──木下さんは最近のART-SCHOOLで、ニューウェイブ寄りの作品は作ってますよね。それと、ある種のファンクネスのある曲も。
木下 そう……ですかね?
ニューウェイブの側面はART-SCHOOLでけっこう出してて、でもファンクネスの部分とか横ノリの部分は、資質として元々持ってるプレイヤーじゃないと出せないんですよ。
どんだけ練習しても出ないんです。それはずっとやってきたからわかるんですけど。
だからそこの部分はART-SCHOOLでやっても作り物みたいになっちゃうからやってなかったことなんですけどね。その中で、できることはベストを尽くすつもりなんですけど。
──そもそも木下さんの中にファンクへの興味は昔からあったんですか。
木下 まあ何をファンクって捉えるかなんですけど、僕はTHE CUREとかプリンス、あとはJOY DIVISIONもすごい踊れるなあと思うんです……ただ、それだけなんですけど(笑)。
──確かにプリンスは別としても、あとの2バンドはいわゆるギターバンドでありながら、フィジカルに訴えるところや、そのバンドにしかないフェティッシュな感じがありますね。
日向 ま、お互い「ビジョン、こんなんだ」つって持ってきたCDがすごい似てたんで、わかりやすい感じですよね。
木下 で、なんかね(笑)新しいジャンルをね、さっきトイレで髭剃りながら考えてたんですけど、(シューゲイザーをもじって)“シューファンク”っていうのを。
日向 ははは。
木下 って言葉を流行らそうかなって(笑)。
──そう。だからビジョンが独特だなあと思うんですよね。
木下 そうですね。たぶんいろんな要素があるんだけど、共通して好きだったのがプリンスとか、細かく言うと、ひなっちはFISHBONEとか。
日向 FISHBONEとかすごい好き。
木下 で、そういう感じにプラス、僕が好きだったTHE CUREやJOY DIVISIONとかの感じを混ぜる……ATOMS FOR PEACEとかも、YouTube観てたら、JOY DIVISIONのカバーもやってるんですよね。「あっ」と思って。これはたぶん似てるんだよねって、目指してるところが、って勝手に思って。

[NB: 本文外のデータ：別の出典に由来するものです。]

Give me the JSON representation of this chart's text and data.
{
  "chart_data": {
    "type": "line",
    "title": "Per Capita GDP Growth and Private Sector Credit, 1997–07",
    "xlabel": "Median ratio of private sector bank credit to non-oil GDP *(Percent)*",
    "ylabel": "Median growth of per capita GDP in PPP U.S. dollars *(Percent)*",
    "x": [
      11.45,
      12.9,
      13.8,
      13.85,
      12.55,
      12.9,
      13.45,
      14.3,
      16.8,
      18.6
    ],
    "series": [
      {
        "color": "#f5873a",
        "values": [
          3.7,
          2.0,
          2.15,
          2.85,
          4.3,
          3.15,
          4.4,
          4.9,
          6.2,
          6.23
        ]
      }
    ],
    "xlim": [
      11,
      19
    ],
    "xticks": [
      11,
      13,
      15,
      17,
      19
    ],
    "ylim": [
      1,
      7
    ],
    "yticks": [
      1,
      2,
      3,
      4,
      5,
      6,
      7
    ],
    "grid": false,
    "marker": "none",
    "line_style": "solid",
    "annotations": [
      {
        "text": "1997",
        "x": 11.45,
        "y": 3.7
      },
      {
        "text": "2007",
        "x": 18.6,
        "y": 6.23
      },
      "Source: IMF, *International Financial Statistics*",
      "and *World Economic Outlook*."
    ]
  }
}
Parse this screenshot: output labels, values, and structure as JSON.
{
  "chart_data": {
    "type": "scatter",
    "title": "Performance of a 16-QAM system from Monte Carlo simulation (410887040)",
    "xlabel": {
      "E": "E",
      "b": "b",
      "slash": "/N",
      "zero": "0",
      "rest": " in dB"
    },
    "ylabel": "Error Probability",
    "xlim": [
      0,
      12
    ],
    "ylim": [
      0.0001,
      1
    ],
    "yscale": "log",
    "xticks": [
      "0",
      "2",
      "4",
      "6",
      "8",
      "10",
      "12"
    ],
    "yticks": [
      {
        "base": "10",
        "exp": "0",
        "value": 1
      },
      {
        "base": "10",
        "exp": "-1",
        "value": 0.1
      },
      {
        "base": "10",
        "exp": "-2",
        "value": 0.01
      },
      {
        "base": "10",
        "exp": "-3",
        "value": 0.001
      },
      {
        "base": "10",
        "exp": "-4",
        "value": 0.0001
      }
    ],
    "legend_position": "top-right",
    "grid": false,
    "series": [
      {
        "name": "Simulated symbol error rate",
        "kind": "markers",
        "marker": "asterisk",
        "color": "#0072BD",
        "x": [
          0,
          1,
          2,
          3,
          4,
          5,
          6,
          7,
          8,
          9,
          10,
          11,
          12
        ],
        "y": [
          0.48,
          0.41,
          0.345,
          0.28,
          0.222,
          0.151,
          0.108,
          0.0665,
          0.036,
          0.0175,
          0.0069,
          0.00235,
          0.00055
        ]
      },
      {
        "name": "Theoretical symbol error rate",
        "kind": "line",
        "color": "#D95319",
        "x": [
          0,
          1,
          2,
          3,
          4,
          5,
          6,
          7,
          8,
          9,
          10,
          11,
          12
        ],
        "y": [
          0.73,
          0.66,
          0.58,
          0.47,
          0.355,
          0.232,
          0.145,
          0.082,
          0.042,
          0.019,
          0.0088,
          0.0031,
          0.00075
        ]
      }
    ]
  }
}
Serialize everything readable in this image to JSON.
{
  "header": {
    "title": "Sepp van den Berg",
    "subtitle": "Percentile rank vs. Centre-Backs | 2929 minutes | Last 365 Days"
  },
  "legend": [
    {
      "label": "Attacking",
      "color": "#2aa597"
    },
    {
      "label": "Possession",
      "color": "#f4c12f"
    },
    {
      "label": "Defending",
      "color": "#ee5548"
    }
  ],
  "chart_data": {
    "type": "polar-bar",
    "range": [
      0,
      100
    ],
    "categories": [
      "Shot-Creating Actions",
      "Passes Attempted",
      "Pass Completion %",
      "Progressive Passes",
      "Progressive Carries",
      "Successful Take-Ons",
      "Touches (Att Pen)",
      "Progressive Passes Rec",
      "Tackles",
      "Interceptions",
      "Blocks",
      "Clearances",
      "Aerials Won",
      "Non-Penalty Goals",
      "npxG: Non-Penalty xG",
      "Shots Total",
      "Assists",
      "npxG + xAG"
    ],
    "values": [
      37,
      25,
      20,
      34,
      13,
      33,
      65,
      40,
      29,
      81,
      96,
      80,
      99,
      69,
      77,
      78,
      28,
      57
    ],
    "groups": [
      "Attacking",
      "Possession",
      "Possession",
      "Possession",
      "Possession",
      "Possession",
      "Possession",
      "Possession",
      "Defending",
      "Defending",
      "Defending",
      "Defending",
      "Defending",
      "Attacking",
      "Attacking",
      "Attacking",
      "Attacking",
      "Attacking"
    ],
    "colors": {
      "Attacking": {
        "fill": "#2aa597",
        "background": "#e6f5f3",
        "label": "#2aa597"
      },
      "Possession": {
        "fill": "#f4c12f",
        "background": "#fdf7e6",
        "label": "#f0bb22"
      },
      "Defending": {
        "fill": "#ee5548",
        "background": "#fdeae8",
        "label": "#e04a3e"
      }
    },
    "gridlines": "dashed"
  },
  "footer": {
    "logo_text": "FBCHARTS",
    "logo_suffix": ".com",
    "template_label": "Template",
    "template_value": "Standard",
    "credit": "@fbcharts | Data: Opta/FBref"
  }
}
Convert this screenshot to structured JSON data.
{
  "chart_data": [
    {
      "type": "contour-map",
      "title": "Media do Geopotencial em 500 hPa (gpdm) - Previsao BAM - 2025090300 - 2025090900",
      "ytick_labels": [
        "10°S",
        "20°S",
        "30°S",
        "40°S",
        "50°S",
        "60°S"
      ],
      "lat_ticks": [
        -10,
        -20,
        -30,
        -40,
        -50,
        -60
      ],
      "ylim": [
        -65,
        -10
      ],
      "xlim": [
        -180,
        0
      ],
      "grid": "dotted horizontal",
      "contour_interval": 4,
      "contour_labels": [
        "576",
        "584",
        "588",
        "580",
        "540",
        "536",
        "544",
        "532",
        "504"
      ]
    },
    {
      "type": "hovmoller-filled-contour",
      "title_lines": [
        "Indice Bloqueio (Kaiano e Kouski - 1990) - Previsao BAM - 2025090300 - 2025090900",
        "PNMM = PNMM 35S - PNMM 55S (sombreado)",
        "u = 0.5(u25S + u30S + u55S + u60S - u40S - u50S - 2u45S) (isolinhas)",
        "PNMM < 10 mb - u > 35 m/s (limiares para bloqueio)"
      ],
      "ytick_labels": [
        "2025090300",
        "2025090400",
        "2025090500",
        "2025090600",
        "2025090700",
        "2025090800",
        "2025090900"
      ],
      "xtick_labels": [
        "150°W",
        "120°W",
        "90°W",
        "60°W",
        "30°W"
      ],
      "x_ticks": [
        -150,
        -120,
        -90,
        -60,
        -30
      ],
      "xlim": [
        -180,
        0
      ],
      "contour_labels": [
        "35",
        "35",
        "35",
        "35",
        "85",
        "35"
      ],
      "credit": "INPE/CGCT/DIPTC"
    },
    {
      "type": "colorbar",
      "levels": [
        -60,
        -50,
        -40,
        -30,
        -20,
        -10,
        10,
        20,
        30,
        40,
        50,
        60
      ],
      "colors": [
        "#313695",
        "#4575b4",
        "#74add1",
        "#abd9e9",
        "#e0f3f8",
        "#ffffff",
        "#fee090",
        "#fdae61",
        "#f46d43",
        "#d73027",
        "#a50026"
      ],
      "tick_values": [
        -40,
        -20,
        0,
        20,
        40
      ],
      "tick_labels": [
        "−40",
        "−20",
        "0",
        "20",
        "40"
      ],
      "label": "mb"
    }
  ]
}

内向的なんだけどすげえフィジカルで踊れるもの、それが僕らは気持ちいいかなと思って。こう、無理やりアゲて、ハッピー、みたいな空間を作るバンドもアリだとは思うんだけど、このバンドでやりたいのは、そういうおとぎ話みたいな世界を作るんではなくて、あくまで現実を見ながら、でも踊れるっていう空間を作るってことですかね。
──JOY DIVISIONもそうだけど、NEW ORDERとかも例えとしてわかりやすいかもですね。1人ひとりが内に向かいながらもアガっていくっていうのが踊れる音楽のちょっと狂気を孕んだ部分だし。
木下 だってNEW ORDERの「リグレット」とか、めっちゃ歌詞暗いじゃないですか? でもすげえポップだし、踊れるし。で、イギリス人はそれをネイティブに言葉として耳に入って理解して、踊ってるワケでしょ? だけど今の日本でそういうバンドはいないって断言できるし。
──「みんな大丈夫だぜ、行けるぜ!」って内容で踊るんじゃなくて。
木下 けっこう日本って、その瞬間が楽しければ、次からの仕事がつらくてもOKじゃん、みたいなノリのバンドって多いと思うんですよ、若いバンドも。でも俺が10代のときとか、ちっちゃいときから好きで聴いて影響受けてきたのは、さっきも言ったけど、現実を歌いながら踊れたりする音楽だから、そこを若い子に見せてあげたいっていうのは使命感の話で言えばありますね。
──で、アルバムの1曲目から意志的だなあと思ったんですよ。イントロがベース始まりで。しかもこの1曲にバンドのほとんどの要素が入ってますよね。
木下 はい。
──ベース始まりで、しかもラテンパーカッションのようなリズムも入ってて。こういうリズムはトレンドでもあるけどそこはあまり関係ないんですか。
木下 あー、VAMPIRE WEEKEND的な? それっていうよりもどっちかっていうと、僕、そのときTALKING HEADSとかをすごく聴いてて、音もそんな感じだったんで(笑)。どっちかといえばアフリカ音楽の感じがある、そういう先人たちを聴いてて、トレンドはまったく意識してなかったですね。